The original PDF417 format was created by Symbol Technologies in 1991; in 2006, ISO/IEC added its 24728:2006 specification for MicroPDF417 barcodes. This 2D barcode is designed to encode a moderate amount of information in a small space, allowing companies to reduce symbol size without sacrificing accuracy.
While PDF417 and MicroPDF417 share the same approach to encodation, error correction and allow the same symbol characters, MicroPDF417 uses a unique set of 10-module-wide Row Access Patterns instead of PDF417’s 17-module-wide start/stop patterns and left/right row indicators. This allows barcode designers to significantly reduce the symbol width of MicroPDF417 barcode and also decrease its overall size. While this improves total data efficiency, it also lowers total data capacity.

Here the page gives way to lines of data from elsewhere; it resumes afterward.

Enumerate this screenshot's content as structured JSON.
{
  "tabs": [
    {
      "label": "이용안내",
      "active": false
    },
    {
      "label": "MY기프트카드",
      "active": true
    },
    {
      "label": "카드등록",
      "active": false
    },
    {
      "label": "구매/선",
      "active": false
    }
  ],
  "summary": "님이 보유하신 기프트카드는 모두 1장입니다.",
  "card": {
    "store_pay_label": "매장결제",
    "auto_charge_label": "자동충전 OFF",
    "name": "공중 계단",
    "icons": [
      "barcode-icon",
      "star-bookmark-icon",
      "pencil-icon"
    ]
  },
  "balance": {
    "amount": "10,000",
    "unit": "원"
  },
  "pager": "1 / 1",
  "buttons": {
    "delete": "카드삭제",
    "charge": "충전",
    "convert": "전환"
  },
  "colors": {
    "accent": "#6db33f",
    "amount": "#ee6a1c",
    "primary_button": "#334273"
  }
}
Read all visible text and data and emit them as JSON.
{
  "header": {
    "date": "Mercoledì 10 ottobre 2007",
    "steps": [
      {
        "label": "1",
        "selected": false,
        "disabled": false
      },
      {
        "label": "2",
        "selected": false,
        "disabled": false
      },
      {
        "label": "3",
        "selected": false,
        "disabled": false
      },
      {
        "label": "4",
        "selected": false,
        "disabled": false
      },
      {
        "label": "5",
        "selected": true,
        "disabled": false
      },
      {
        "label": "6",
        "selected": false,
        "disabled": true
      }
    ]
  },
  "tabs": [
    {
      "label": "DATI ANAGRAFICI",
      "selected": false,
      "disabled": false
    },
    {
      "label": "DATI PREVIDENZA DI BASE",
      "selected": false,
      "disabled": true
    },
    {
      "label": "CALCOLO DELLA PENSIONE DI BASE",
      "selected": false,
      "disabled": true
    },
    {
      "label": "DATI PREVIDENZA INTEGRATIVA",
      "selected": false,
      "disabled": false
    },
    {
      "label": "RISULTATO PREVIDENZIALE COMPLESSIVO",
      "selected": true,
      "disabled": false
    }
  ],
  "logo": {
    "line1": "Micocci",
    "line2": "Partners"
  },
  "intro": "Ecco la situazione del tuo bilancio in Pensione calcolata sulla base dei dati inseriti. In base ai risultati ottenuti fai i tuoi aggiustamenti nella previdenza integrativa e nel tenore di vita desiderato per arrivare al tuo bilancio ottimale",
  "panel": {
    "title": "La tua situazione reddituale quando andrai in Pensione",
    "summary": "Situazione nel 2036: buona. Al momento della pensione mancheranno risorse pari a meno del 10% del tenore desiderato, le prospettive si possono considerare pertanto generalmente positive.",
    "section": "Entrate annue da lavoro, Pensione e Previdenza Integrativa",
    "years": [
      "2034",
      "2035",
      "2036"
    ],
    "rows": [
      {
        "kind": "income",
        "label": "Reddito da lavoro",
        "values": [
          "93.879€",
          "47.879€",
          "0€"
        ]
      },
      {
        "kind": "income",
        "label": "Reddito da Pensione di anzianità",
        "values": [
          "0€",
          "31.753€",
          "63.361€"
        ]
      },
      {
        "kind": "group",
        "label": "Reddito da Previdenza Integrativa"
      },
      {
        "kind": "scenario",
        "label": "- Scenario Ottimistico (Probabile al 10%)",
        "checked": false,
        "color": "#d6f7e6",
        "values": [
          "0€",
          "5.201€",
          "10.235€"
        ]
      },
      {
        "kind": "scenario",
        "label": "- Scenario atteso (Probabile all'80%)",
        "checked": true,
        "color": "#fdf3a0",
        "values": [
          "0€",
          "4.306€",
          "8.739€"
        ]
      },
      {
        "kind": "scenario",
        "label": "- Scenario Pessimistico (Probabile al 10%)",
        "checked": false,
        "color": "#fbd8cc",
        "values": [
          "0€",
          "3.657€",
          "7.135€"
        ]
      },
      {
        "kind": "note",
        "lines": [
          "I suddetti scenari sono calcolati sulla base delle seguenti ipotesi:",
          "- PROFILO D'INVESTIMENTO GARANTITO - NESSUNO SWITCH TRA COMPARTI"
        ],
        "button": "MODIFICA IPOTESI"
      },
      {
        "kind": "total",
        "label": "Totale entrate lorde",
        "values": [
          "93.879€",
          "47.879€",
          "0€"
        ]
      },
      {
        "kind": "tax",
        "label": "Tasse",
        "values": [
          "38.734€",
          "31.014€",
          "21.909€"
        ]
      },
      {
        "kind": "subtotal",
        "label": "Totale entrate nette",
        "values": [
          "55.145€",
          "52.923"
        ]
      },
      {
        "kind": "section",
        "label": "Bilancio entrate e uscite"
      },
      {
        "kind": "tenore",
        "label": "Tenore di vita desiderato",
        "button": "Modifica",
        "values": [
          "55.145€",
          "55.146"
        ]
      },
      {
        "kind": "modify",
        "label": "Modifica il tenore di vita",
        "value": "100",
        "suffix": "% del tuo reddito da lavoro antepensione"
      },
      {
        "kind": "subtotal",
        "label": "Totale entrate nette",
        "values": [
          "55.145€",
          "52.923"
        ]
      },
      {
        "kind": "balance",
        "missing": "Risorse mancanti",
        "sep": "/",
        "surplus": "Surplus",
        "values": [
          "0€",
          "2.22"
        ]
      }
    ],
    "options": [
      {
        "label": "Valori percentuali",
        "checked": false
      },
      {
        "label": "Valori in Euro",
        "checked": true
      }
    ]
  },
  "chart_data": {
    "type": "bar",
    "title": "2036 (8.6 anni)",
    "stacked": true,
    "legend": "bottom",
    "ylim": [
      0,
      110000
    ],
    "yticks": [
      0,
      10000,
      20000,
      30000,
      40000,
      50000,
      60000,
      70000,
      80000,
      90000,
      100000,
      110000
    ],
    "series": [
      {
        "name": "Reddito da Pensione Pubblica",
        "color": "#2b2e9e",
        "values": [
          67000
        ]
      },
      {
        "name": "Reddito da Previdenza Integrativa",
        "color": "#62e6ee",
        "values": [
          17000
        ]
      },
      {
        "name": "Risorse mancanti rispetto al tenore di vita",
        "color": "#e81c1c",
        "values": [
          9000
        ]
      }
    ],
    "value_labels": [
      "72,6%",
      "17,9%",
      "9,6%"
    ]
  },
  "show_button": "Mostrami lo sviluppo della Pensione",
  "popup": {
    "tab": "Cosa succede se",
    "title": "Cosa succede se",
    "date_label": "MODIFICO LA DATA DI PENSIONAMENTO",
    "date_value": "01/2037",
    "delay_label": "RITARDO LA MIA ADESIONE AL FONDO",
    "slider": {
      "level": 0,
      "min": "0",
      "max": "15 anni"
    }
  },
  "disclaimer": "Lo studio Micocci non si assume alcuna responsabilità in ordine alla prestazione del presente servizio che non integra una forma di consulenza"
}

Every MicroPDF417 symbol contains 4 – 44 rows and 1 – 4 columns, but only specific combinations of rows and columns are permitted:
- 1 column — 11, 14, 17, 20, 24, or 28 rows
- 2 columns — 8, 11, 14, 17, 20, 23, or 26 rows
- 3 columns — 6, 8, 10, 12, 15, 20, 26, 32, 38, or 44 rows
- 4 columns — 4, 6, 8, 10, 12, 15, 20, 26, 32, 38, or 44 rows
The MicroPDF417 format supports up to 250 text characters, 150 binary characters or 366 numeric characters when the data contained in the barcode is only numerical. It also permits the encoding of all printable ASCII characters 32 – 126 along with 9, 10, and 13. This format also includes character self-checking and is bi-directionally decodable.
Common Use Cases
This barcode type is used for composite codes in the GS1 DataBar family. Because of its ability to encode significant amounts of information across a very small space, it’s often used in food industry applications where packaging space is at a premium and codes must be quickly and easily read by hand-scanners to track origin, processing, and shipping information.